Chrome can be opened from the command line. And by running it from the command line you can configure Chrome with a number of options, there are several hundred possible flags which you can start Chrome with.

First of all, just to start/open Chrome from the command line instead of the Dock (or Spotlight) all you need is the path to the Chrome app binary. This is the absolute location of Chrome on Mac OS X: /Applications/Google\ Chrome.app/Contents/MacOS/Google\ Chrome. You can copy and paste that to Terminal and it should open Chrome without any special options, or just open a new Chrome window if you already have Chrome open.
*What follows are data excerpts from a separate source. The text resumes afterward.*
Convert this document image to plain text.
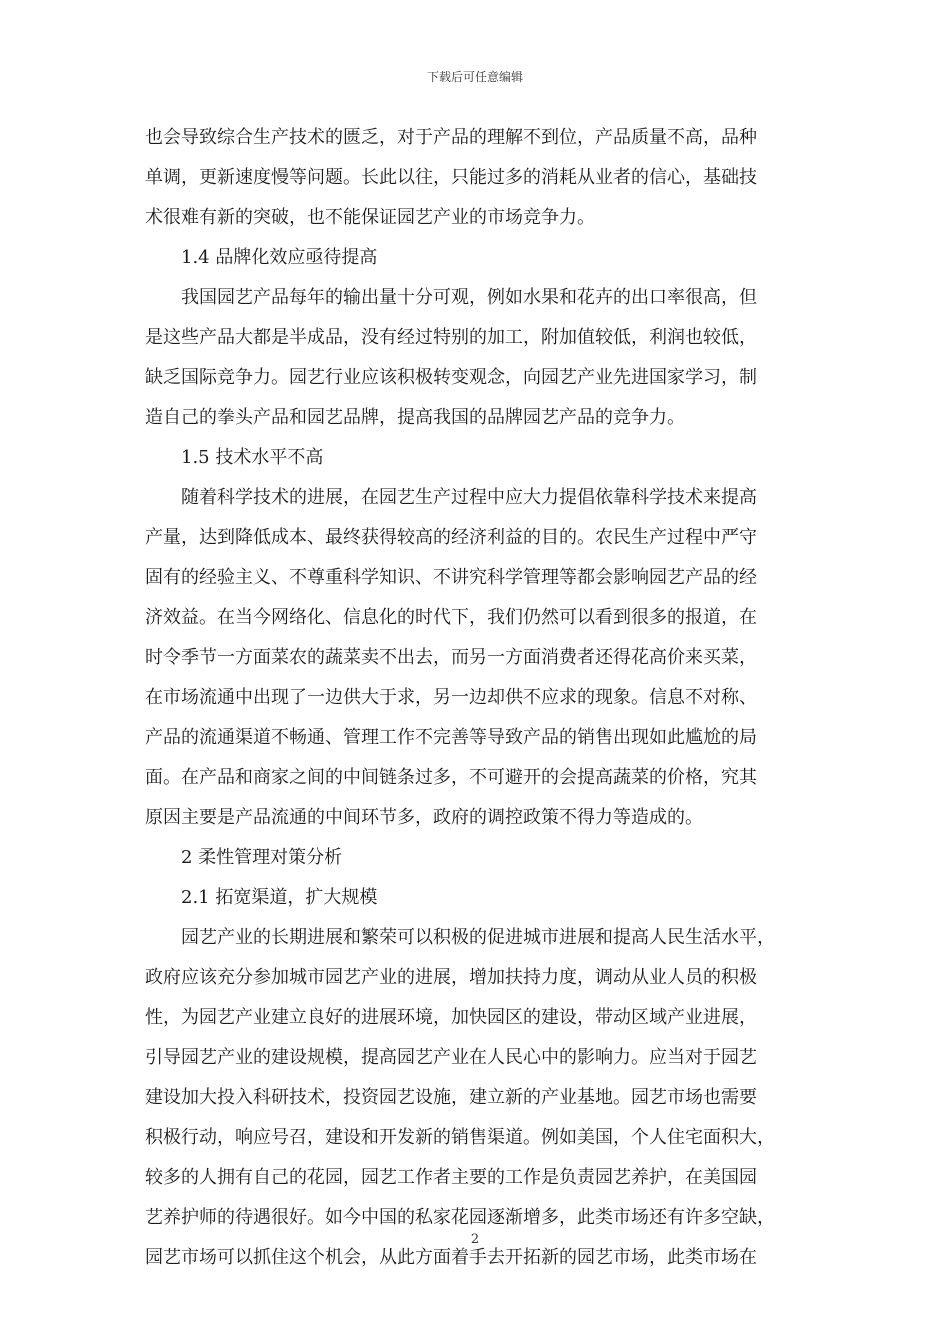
下载后可任意编辑
也会导致综合生产技术的匮乏，对于产品的理解不到位，产品质量不高，品种
单调，更新速度慢等问题。长此以往，只能过多的消耗从业者的信心，基础技
术很难有新的突破，也不能保证园艺产业的市场竞争力。
1.4 品牌化效应亟待提高
我国园艺产品每年的输出量十分可观，例如水果和花卉的出口率很高，但
是这些产品大都是半成品，没有经过特别的加工，附加值较低，利润也较低，
缺乏国际竞争力。园艺行业应该积极转变观念，向园艺产业先进国家学习，制
造自己的拳头产品和园艺品牌，提高我国的品牌园艺产品的竞争力。
1.5 技术水平不高
随着科学技术的进展，在园艺生产过程中应大力提倡依靠科学技术来提高
产量，达到降低成本、最终获得较高的经济利益的目的。农民生产过程中严守
固有的经验主义、不尊重科学知识、不讲究科学管理等都会影响园艺产品的经
济效益。在当今网络化、信息化的时代下，我们仍然可以看到很多的报道，在
时令季节一方面菜农的蔬菜卖不出去，而另一方面消费者还得花高价来买菜，
在市场流通中出现了一边供大于求，另一边却供不应求的现象。信息不对称、
产品的流通渠道不畅通、管理工作不完善等导致产品的销售出现如此尴尬的局
面。在产品和商家之间的中间链条过多，不可避开的会提高蔬菜的价格，究其
原因主要是产品流通的中间环节多，政府的调控政策不得力等造成的。
2 柔性管理对策分析
2.1 拓宽渠道，扩大规模
园艺产业的长期进展和繁荣可以积极的促进城市进展和提高人民生活水平，
政府应该充分参加城市园艺产业的进展，增加扶持力度，调动从业人员的积极
性，为园艺产业建立良好的进展环境，加快园区的建设，带动区域产业进展，
引导园艺产业的建设规模，提高园艺产业在人民心中的影响力。应当对于园艺
建设加大投入科研技术，投资园艺设施，建立新的产业基地。园艺市场也需要
积极行动，响应号召，建设和开发新的销售渠道。例如美国，个人住宅面积大，
较多的人拥有自己的花园，园艺工作者主要的工作是负责园艺养护，在美国园
艺养护师的待遇很好。如今中国的私家花园逐渐增多，此类市场还有许多空缺，
园艺市场可以抓住这个机会，从此方面着手去开拓新的园艺市场，此类市场在
2
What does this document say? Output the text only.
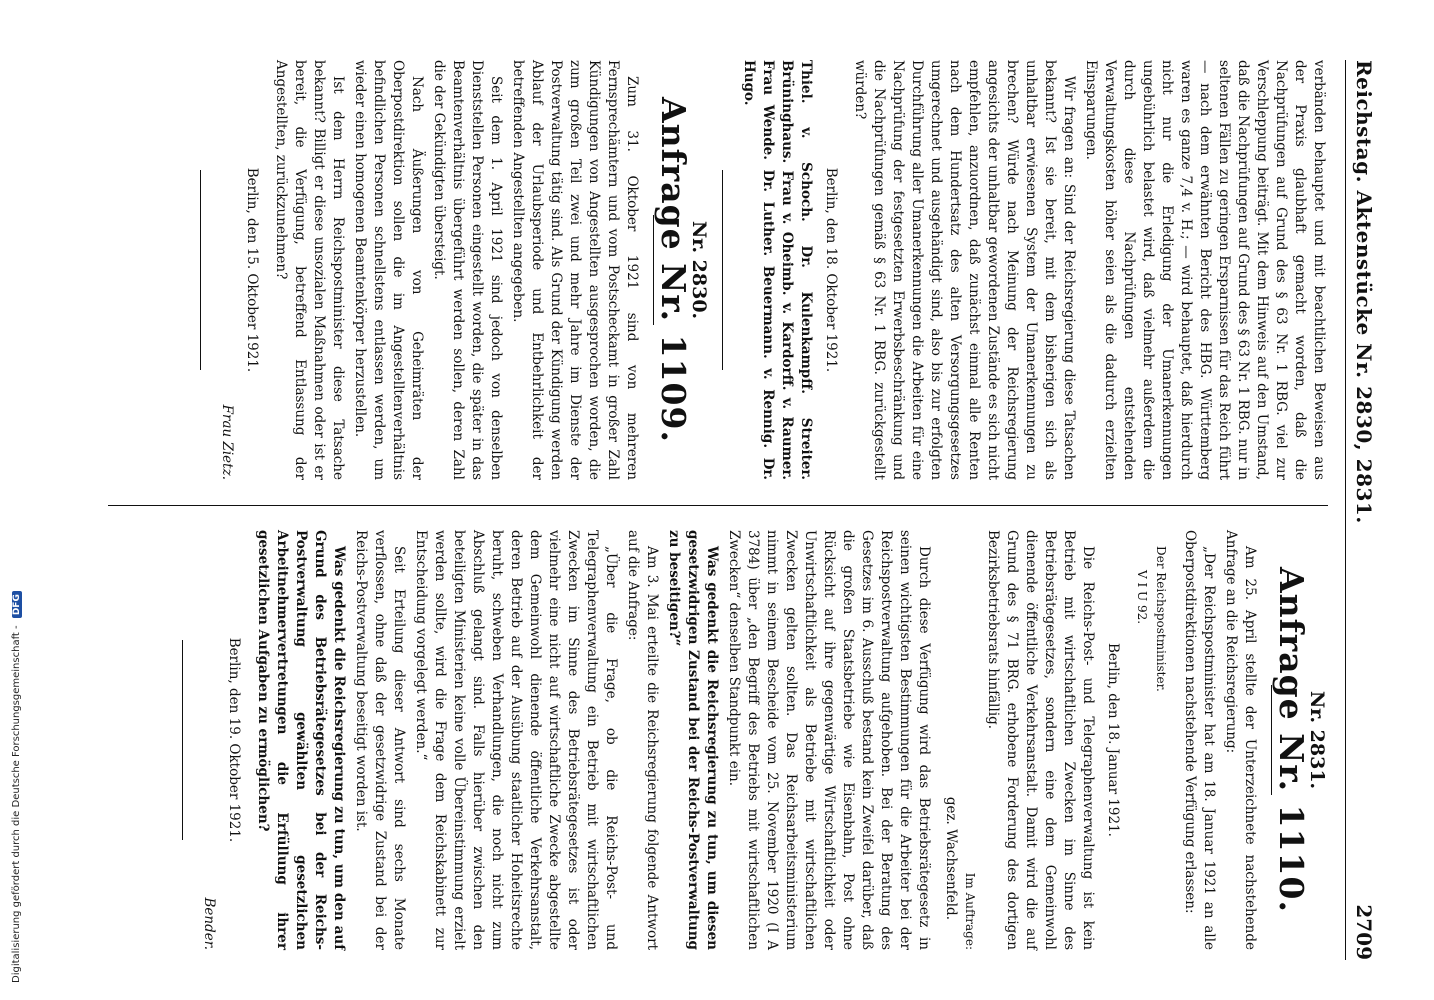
Digitalisierung gefördert durch die Deutsche Forschungsgemeinschaft - DFG
Reichstag. Aktenstücke Nr. 2830, 2831.
2709

verbänden behauptet und mit beachtlichen Beweisen aus der Praxis glaubhaft gemacht worden, daß die Nachprüfungen auf Grund des § 63 Nr. 1 RBG. viel zur Verschleppung beiträgt. Mit dem Hinweis auf den Umstand, daß die Nachprüfungen auf Grund des § 63 Nr. 1 RBG. nur in seltenen Fällen zu geringen Ersparnissen für das Reich führt — nach dem erwähnten Bericht des HBG. Württemberg waren es ganze 7,4 v. H.; — wird behauptet, daß hierdurch nicht nur die Erledigung der Umanerkennungen ungebührlich belastet wird, daß vielmehr außerdem die durch diese Nachprüfungen entstehenden Verwaltungskosten höher seien als die dadurch erzielten Einsparungen.

Wir fragen an: Sind der Reichsregierung diese Tatsachen bekannt? Ist sie bereit, mit dem bisherigen sich als unhaltbar erwiesenen System der Umanerkennungen zu brechen? Würde nach Meinung der Reichsregierung angesichts der unhaltbar gewordenen Zustände es sich nicht empfehlen, anzuordnen, daß zunächst einmal alle Renten nach dem Hundertsatz des alten Versorgungsgesetzes umgerechnet und ausgehändigt sind, also bis zur erfolgten Durchführung aller Umanerkennungen die Arbeiten für eine Nachprüfung der festgesetzten Erwerbsbeschränkung und die Nachprüfungen gemäß § 63 Nr. 1 RBG. zurückgestellt würden?

Berlin, den 18. Oktober 1921.
Thiel. v. Schoch. Dr. Kulenkampff. Streiter. Brüninghaus. Frau v. Oheimb. v. Kardorff. v. Raumer. Frau Wende. Dr. Luther. Beuermann. v. Rennig. Dr. Hugo.
Nr. 2830.
Anfrage Nr. 1109.

Zum 31. Oktober 1921 sind von mehreren Fernsprechämtern und vom Postscheckamt in großer Zahl Kündigungen von Angestellten ausgesprochen worden, die zum großen Teil zwei und mehr Jahre im Dienste der Postverwaltung tätig sind. Als Grund der Kündigung werden Ablauf der Urlaubsperiode und Entbehrlichkeit der betreffenden Angestellten angegeben.

Seit dem 1. April 1921 sind jedoch von denselben Dienststellen Personen eingestellt worden, die später in das Beamtenverhältnis übergeführt werden sollen, deren Zahl die der Gekündigten übersteigt.

Nach Äußerungen von Geheimräten der Oberpostdirektion sollen die im Angestelltenverhältnis befindlichen Personen schnellstens entlassen werden, um wieder einen homogenen Beamtenkörper herzustellen.

Ist dem Herrn Reichspostminister diese Tatsache bekannt? Billigt er diese unsozialen Maßnahmen oder ist er bereit, die Verfügung, betreffend Entlassung der Angestellten, zurückzunehmen?

Berlin, den 15. Oktober 1921.
Frau Zietz.
Nr. 2831.
Anfrage Nr. 1110.

Am 25. April stellte der Unterzeichnete nachstehende Anfrage an die Reichsregierung:

„Der Reichspostminister hat am 18. Januar 1921 an alle Oberpostdirektionen nachstehende Verfügung erlassen:

Der Reichspostminister.
V I U 92.
Berlin, den 18. Januar 1921.

Die Reichs-Post- und Telegraphenverwaltung ist kein Betrieb mit wirtschaftlichen Zwecken im Sinne des Betriebsrätegesetzes, sondern eine dem Gemeinwohl dienende öffentliche Verkehrsanstalt. Damit wird die auf Grund des § 71 BRG. erhobene Forderung des dortigen Bezirksbetriebsrats hinfällig.

Im Auftrage:
gez. Wachsenfeld.

Durch diese Verfügung wird das Betriebsrätegesetz in seinen wichtigsten Bestimmungen für die Arbeiter bei der Reichspostverwaltung aufgehoben. Bei der Beratung des Gesetzes im 6. Ausschuß bestand kein Zweifel darüber, daß die großen Staatsbetriebe wie Eisenbahn, Post ohne Rücksicht auf ihre gegenwärtige Wirtschaftlichkeit oder Unwirtschaftlichkeit als Betriebe mit wirtschaftlichen Zwecken gelten sollten. Das Reichsarbeitsministerium nimmt in seinem Bescheide vom 25. November 1920 (I A 3784) über „den Begriff des Betriebs mit wirtschaftlichen Zwecken“ denselben Standpunkt ein.

Was gedenkt die Reichsregierung zu tun, um diesen gesetzwidrigen Zustand bei der Reichs-Postverwaltung zu beseitigen?“

Am 3. Mai erteilte die Reichsregierung folgende Antwort auf die Anfrage:

„Über die Frage, ob die Reichs-Post- und Telegraphenverwaltung ein Betrieb mit wirtschaftlichen Zwecken im Sinne des Betriebsrätegesetzes ist oder vielmehr eine nicht auf wirtschaftliche Zwecke abgestellte dem Gemeinwohl dienende öffentliche Verkehrsanstalt, deren Betrieb auf der Ausübung staatlicher Hoheitsrechte beruht, schweben Verhandlungen, die noch nicht zum Abschluß gelangt sind. Falls hierüber zwischen den beteiligten Ministerien keine volle Übereinstimmung erzielt werden sollte, wird die Frage dem Reichskabinett zur Entscheidung vorgelegt werden.“

Seit Erteilung dieser Antwort sind sechs Monate verflossen, ohne daß der gesetzwidrige Zustand bei der Reichs-Postverwaltung beseitigt worden ist.

Was gedenkt die Reichsregierung zu tun, um den auf Grund des Betriebsrätegesetzes bei der Reichs-Postverwaltung gewählten gesetzlichen Arbeitnehmervertretungen die Erfüllung ihrer gesetzlichen Aufgaben zu ermöglichen?

Berlin, den 19. Oktober 1921.
Bender.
You could even run it with a url as an argument to have that page opened by Chrome in a new tab if Chrome is already open.

Open a new instance of Chrome as a new user

You can have a completely separate Chrome app running, which you can then use command-tab to switch between (like in Windows) instead of the less stable command-` to switch between Chrome windows. To have a separate and new Chrome, run it with the –user-data-dir option, e.g.

/Applications/Google\ Chrome.app/Contents/MacOS/Google\ Chrome --user-data-dir="/tmp/james_bonds_browser"

All your secret browsing will be saved separately, so it won't share any history, preferences, or passwords with your normal browser, somewhat like Incongnito browsing. The difference is your session history will continue to be saved in the directory you specified after you close, so you can use it another time, unlike Incognito where your session will be deleted after you close the last Incognito window.

If you press control-z in the Terminal window where you are currently launching the new Chrome, the new app will freeze and you'll see something like:

[1]+ Stopped /Applications/Google\ Chrome.app/Contents/MacOS/Google\ Chrome

This is like sending the STOP signal to the Chrome process which is one way to conserve energy while on battery on OS X.

If you tried copying Chrome (duplicating the app inside Applications) it won't be sufficient to create a new, separate app process when launching, because it will continue to use the same sessions location which was copied over.

In OSX, there's no way to reconfigure an application to launch with special command line options (something you can do in Windows). However, you can edit the bundle for the app (making its contents in subdirectories unhidden) by right-clicking and 'Show Package Contents' and then use Prefs Editor (3rd party install) to edit the plist file. This is quite a hack, as you will need to create a new shell script and change the path of the CFBundleExecutable to run your shell script which then runs the real command with any command line options you specify. In this way, you could create a copy of the app in Applications and have a copy which runs your hacked plist which runs a shell script which opens Chrome with arguments.